Banner

BAŞKADIR KÖYÜMDE BAHAR

BAŞKADIR KÖYÜMDE BAHAR




Benim memleketimin bahar ayları da bir başkadır. Renga renk çiçekler açar bahar gelirken. Köyümün insanları karıncalar misali işlerinin peşine düşerler.

Bir tutam gün ışığı dolar bahar gelirken içimize. Can erikleri, bursa erikleri ve süt erikleri, beyaz beyaz çiçeklerini sunar bahara. Başımızı okşayan annemizin elinin parmakları gibi okşar saçımızı sabahın bereket getiren seher yeli. Ve konar gözlere bir öpücük gibi tan yerinin güneşi. Kuşların sabah erken saatlerdeki cıvıltıları, sanki baharın gelişini müjdeler.

Ne zaman bahar gelse, sevinç yaşar dağlar, kırlar, ovalar, çiçekler, yeşerir yemyeşil ağaçlar. Yeni baharla birlikte çocuklar umudu kucaklar yarınlara. Kimi sevinirler tarlalara, kırlara ve bayırlara gidecekleri için. Kimisi de benim çocukluğumdaki gibi korkar köyden dışarı çıkmaktan. Hayır ya ben tarlaya gitmem diye ayak diretirler.

Bir dağ pınarı kanımızda gibi hayat kaynar. Bir yanımızda kuşlar, ağaçlar, çiçekler, kelebekler ve cerenler sevinç yaşarlar. Bir yanımızda şırıl şırıl akan dereler. Yüreğimiz tomurcuk bir bahar sevinci fışkırır. Alıp götürür duygularımızı hayal deryalarına serin serin esen rüzgarlar.

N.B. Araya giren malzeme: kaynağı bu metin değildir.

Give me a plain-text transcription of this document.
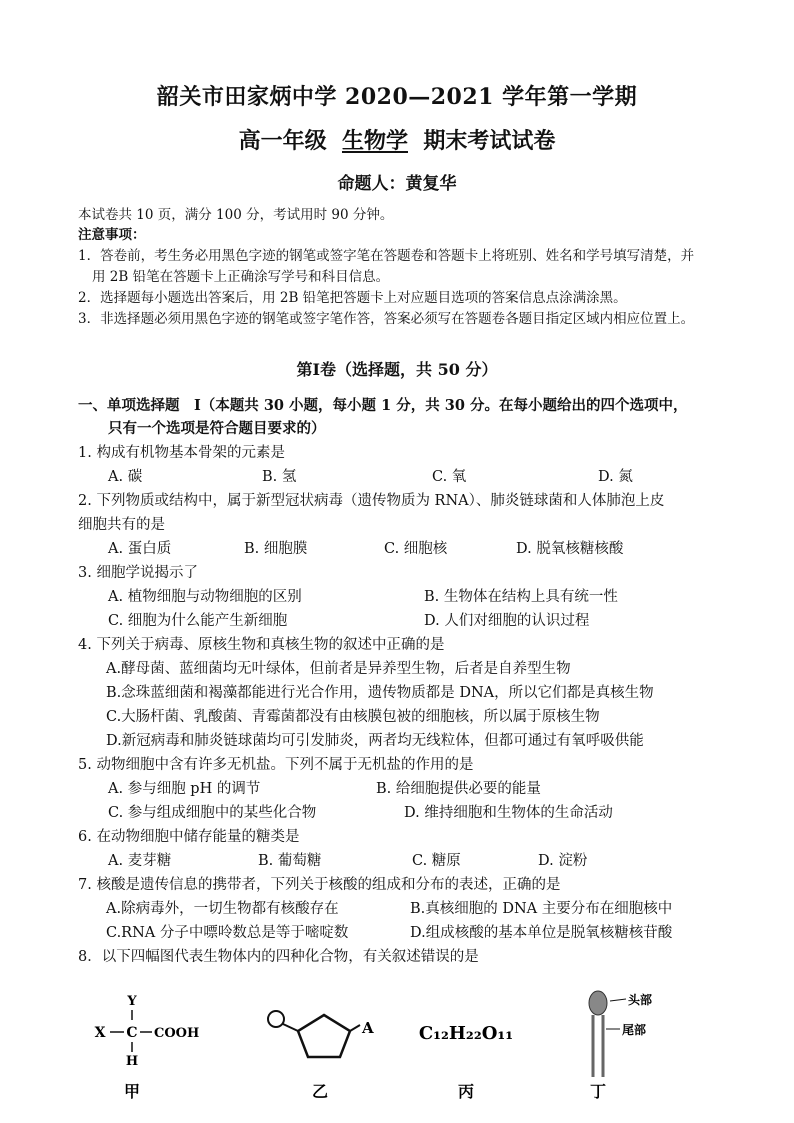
韶关市田家炳中学 2020—2021 学年第一学期
高一年级 生物学 期末考试试卷
命题人：黄复华
本试卷共 10 页，满分 100 分，考试用时 90 分钟。
注意事项：
1．答卷前，考生务必用黑色字迹的钢笔或签字笔在答题卷和答题卡上将班别、姓名和学号填写清楚，并
用 2B 铅笔在答题卡上正确涂写学号和科目信息。
2．选择题每小题选出答案后，用 2B 铅笔把答题卡上对应题目选项的答案信息点涂满涂黑。
3．非选择题必须用黑色字迹的钢笔或签字笔作答，答案必须写在答题卷各题目指定区域内相应位置上。
第Ⅰ卷（选择题，共 50 分）
一、单项选择题　Ⅰ（本题共 30 小题，每小题 1 分，共 30 分。在每小题给出的四个选项中，
只有一个选项是符合题目要求的）
1. 构成有机物基本骨架的元素是
A. 碳	B. 氢	C. 氧	D. 氮
2. 下列物质或结构中，属于新型冠状病毒（遗传物质为 RNA）、肺炎链球菌和人体肺泡上皮
细胞共有的是
A. 蛋白质	B. 细胞膜	C. 细胞核	D. 脱氧核糖核酸
3. 细胞学说揭示了
A. 植物细胞与动物细胞的区别	B. 生物体在结构上具有统一性
C. 细胞为什么能产生新细胞	D. 人们对细胞的认识过程
4. 下列关于病毒、原核生物和真核生物的叙述中正确的是
A.酵母菌、蓝细菌均无叶绿体，但前者是异养型生物，后者是自养型生物
B.念珠蓝细菌和褐藻都能进行光合作用，遗传物质都是 DNA，所以它们都是真核生物
C.大肠杆菌、乳酸菌、青霉菌都没有由核膜包被的细胞核，所以属于原核生物
D.新冠病毒和肺炎链球菌均可引发肺炎，两者均无线粒体，但都可通过有氧呼吸供能
5. 动物细胞中含有许多无机盐。下列不属于无机盐的作用的是
A. 参与细胞 pH 的调节	B. 给细胞提供必要的能量
C. 参与组成细胞中的某些化合物	D. 维持细胞和生物体的生命活动
6. 在动物细胞中储存能量的糖类是
A. 麦芽糖	B. 葡萄糖	C. 糖原	D. 淀粉
7. 核酸是遗传信息的携带者，下列关于核酸的组成和分布的表述，正确的是
A.除病毒外，一切生物都有核酸存在	B.真核细胞的 DNA 主要分布在细胞核中
C.RNA 分子中嘌呤数总是等于嘧啶数	D.组成核酸的基本单位是脱氧核糖核苷酸
8．以下四幅图代表生物体内的四种化合物，有关叙述错误的是
Y
X C COOH
H
甲
A
乙
C₁₂H₂₂O₁₁
丙
头部
尾部
丁
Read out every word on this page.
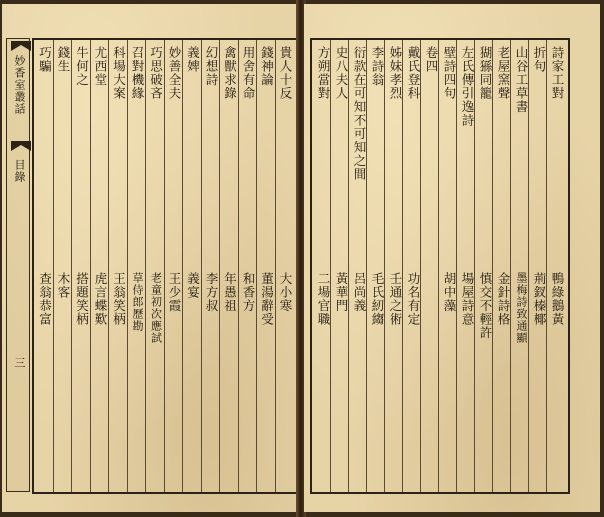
妙香室叢話
目錄
三
貴人十反
大小寒
錢神論
董湯辭受
用舍有命
和香方
禽獸求錄
年愚祖
幻想詩
李方叔
義婢
義宴
妙善全夫
王少霞
巧思破吝
老童初次應試
召對機緣
草侍郎歷勘
科場大案
王翁笑柄
尤西堂
虎言蝶歎
牛何之
搭題笑柄
錢生
木客
巧騙
查翁恭富
詩家工對
鴨綠鵝黃
折句
荊釵榛椰
山谷工草書
墨梅詩致通顯
老屋窯聲
金針詩格
猢猻同籠
慎交不輕許
左氏傳引逸詩
場屋詩意
壁詩四句
胡中藻
卷四
戴氏登科
功名有定
姊妹孝烈
壬通之術
李詩翁
毛氏紉縐
衍款在可知不可知之間
呂尚義
史八夫人
黃華門
方朔當對
二場官職
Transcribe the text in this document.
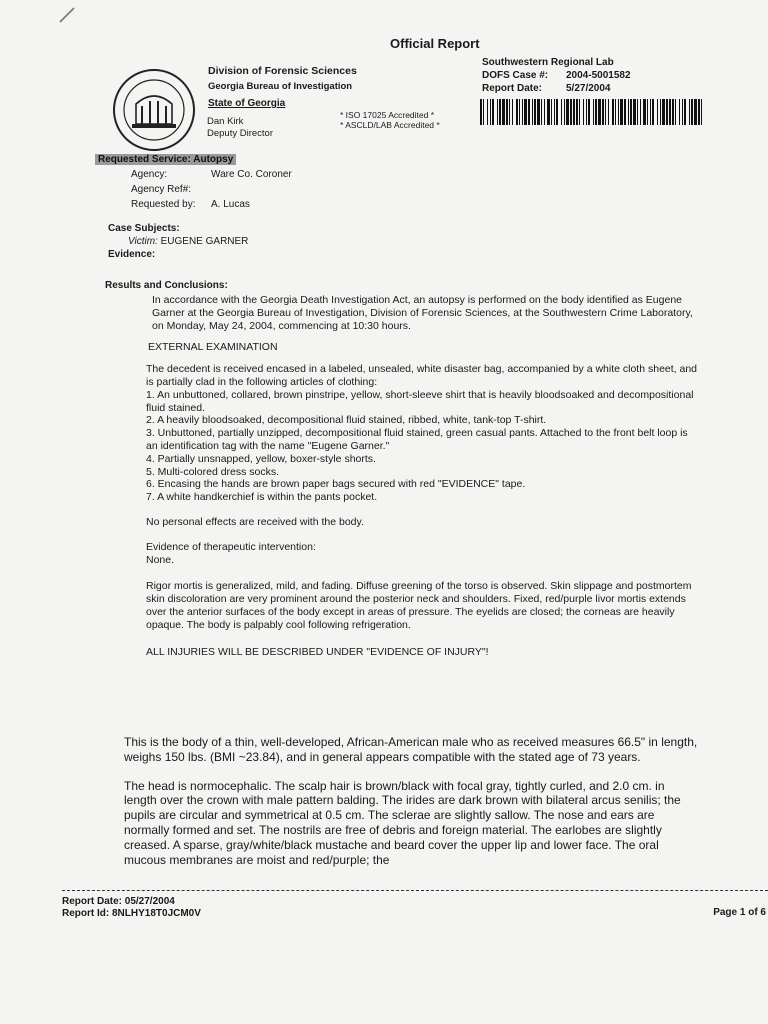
Official Report
Division of Forensic Sciences
Georgia Bureau of Investigation
State of Georgia
Dan Kirk
Deputy Director
* ISO 17025 Accredited *
* ASCLD/LAB Accredited *
Southwestern Regional Lab
DOFS Case #:	2004-5001582
Report Date:	5/27/2004
Requested Service: Autopsy
Agency:	Ware Co. Coroner
Agency Ref#:
Requested by:	A. Lucas
Case Subjects:
Victim: EUGENE GARNER
Evidence:
Results and Conclusions:

In accordance with the Georgia Death Investigation Act, an autopsy is performed on the body identified as Eugene Garner at the Georgia Bureau of Investigation, Division of Forensic Sciences, at the Southwestern Crime Laboratory, on Monday, May 24, 2004, commencing at 10:30 hours.

EXTERNAL EXAMINATION

The decedent is received encased in a labeled, unsealed, white disaster bag, accompanied by a white cloth sheet, and is partially clad in the following articles of clothing:

1. An unbuttoned, collared, brown pinstripe, yellow, short-sleeve shirt that is heavily bloodsoaked and decompositional fluid stained.
2. A heavily bloodsoaked, decompositional fluid stained, ribbed, white, tank-top T-shirt.
3. Unbuttoned, partially unzipped, decompositional fluid stained, green casual pants. Attached to the front belt loop is an identification tag with the name "Eugene Garner."
4. Partially unsnapped, yellow, boxer-style shorts.
5. Multi-colored dress socks.
6. Encasing the hands are brown paper bags secured with red "EVIDENCE" tape.
7. A white handkerchief is within the pants pocket.

No personal effects are received with the body.

Evidence of therapeutic intervention:

None.

Rigor mortis is generalized, mild, and fading. Diffuse greening of the torso is observed. Skin slippage and postmortem skin discoloration are very prominent around the posterior neck and shoulders. Fixed, red/purple livor mortis extends over the anterior surfaces of the body except in areas of pressure. The eyelids are closed; the corneas are heavily opaque. The body is palpably cool following refrigeration.

ALL INJURIES WILL BE DESCRIBED UNDER "EVIDENCE OF INJURY"!

This is the body of a thin, well-developed, African-American male who as received measures 66.5" in length, weighs 150 lbs. (BMI ~23.84), and in general appears compatible with the stated age of 73 years.

The head is normocephalic. The scalp hair is brown/black with focal gray, tightly curled, and 2.0 cm. in length over the crown with male pattern balding. The irides are dark brown with bilateral arcus senilis; the pupils are circular and symmetrical at 0.5 cm. The sclerae are slightly sallow. The nose and ears are normally formed and set. The nostrils are free of debris and foreign material. The earlobes are slightly creased. A sparse, gray/white/black mustache and beard cover the upper lip and lower face. The oral mucous membranes are moist and red/purple; the

Report Date: 05/27/2004
Report Id: 8NLHY18T0JCM0V	Page 1 of 6
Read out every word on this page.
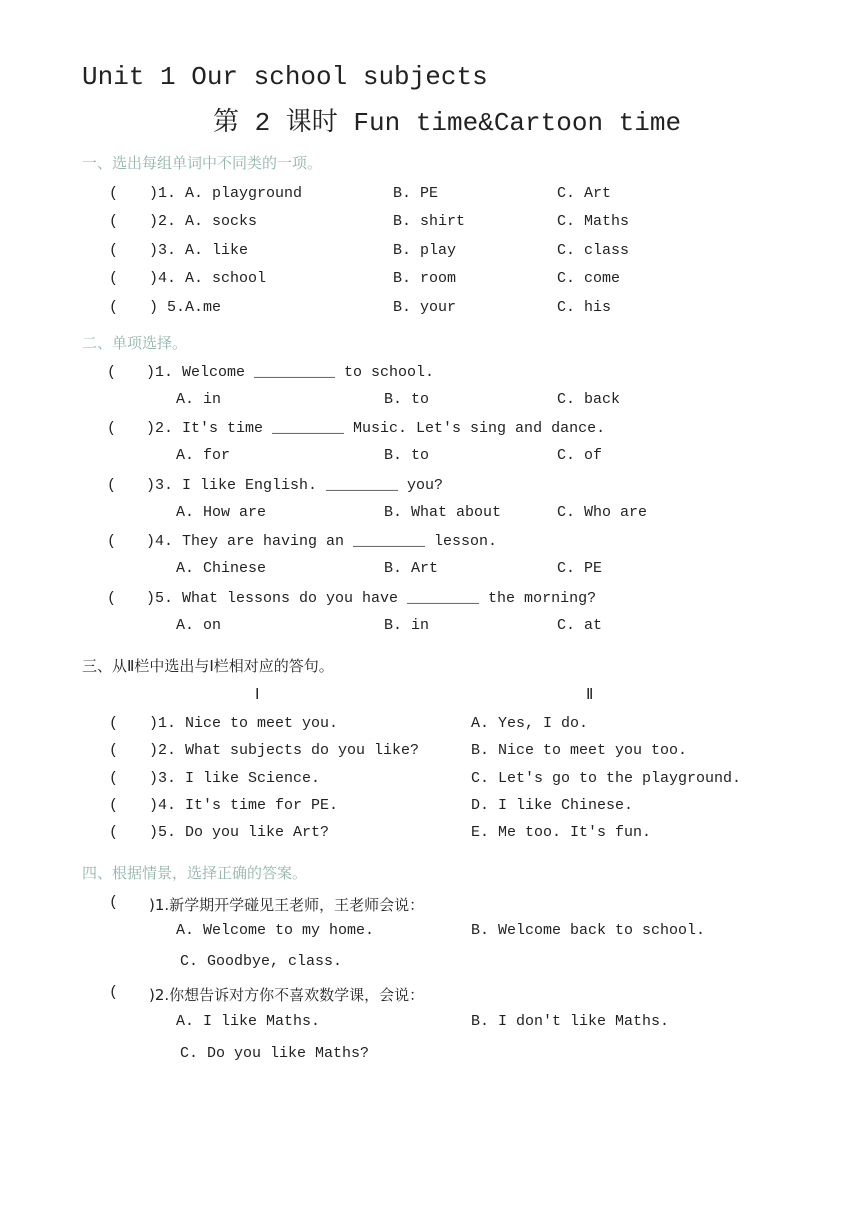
Unit 1 Our school subjects
第 2 课时 Fun time&Cartoon time
一、选出每组单词中不同类的一项。
( )1. A. playground	B. PE	C. Art
( )2. A. socks	B. shirt	C. Maths
( )3. A. like	B. play	C. class
( )4. A. school	B. room	C. come
( ) 5.A.me	B. your	C. his
二、单项选择。
( )1. Welcome _________ to school.
A. in	B. to	C. back
( )2. It's time ________ Music. Let's sing and dance.
A. for	B. to	C. of
( )3. I like English. ________ you?
A. How are	B. What about	C. Who are
( )4. They are having an ________ lesson.
A. Chinese	B. Art	C. PE
( )5. What lessons do you have ________ the morning?
A. on	B. in	C. at
三、从Ⅱ栏中选出与Ⅰ栏相对应的答句。
Ⅰ	Ⅱ
( )1. Nice to meet you.	A. Yes, I do.
( )2. What subjects do you like?	B. Nice to meet you too.
( )3. I like Science.	C. Let's go to the playground.
( )4. It's time for PE.	D. I like Chinese.
( )5. Do you like Art?	E. Me too. It's fun.
四、根据情景，选择正确的答案。
( )1.新学期开学碰见王老师，王老师会说：
A. Welcome to my home.	B. Welcome back to school.
C. Goodbye, class.
( )2.你想告诉对方你不喜欢数学课，会说：
A. I like Maths.	B. I don't like Maths.
C. Do you like Maths?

Bembeyaz bulutların altında yaşanır, köy türküleri söylenir orak tarlalarında köyümün imecelerinde. İçli ve derin hisler anlatır türküler. Geleceğe umuttur toprağa ekilen tohum gibi söylenen sözler. Alın teri karışır toprağa çalışan ve üreten köylümün ak alınlarından. Ceylan gözlerin hasat yapmanın sevinciyle, dudakların ıslıkları türkü söyler karşı yamaçlara.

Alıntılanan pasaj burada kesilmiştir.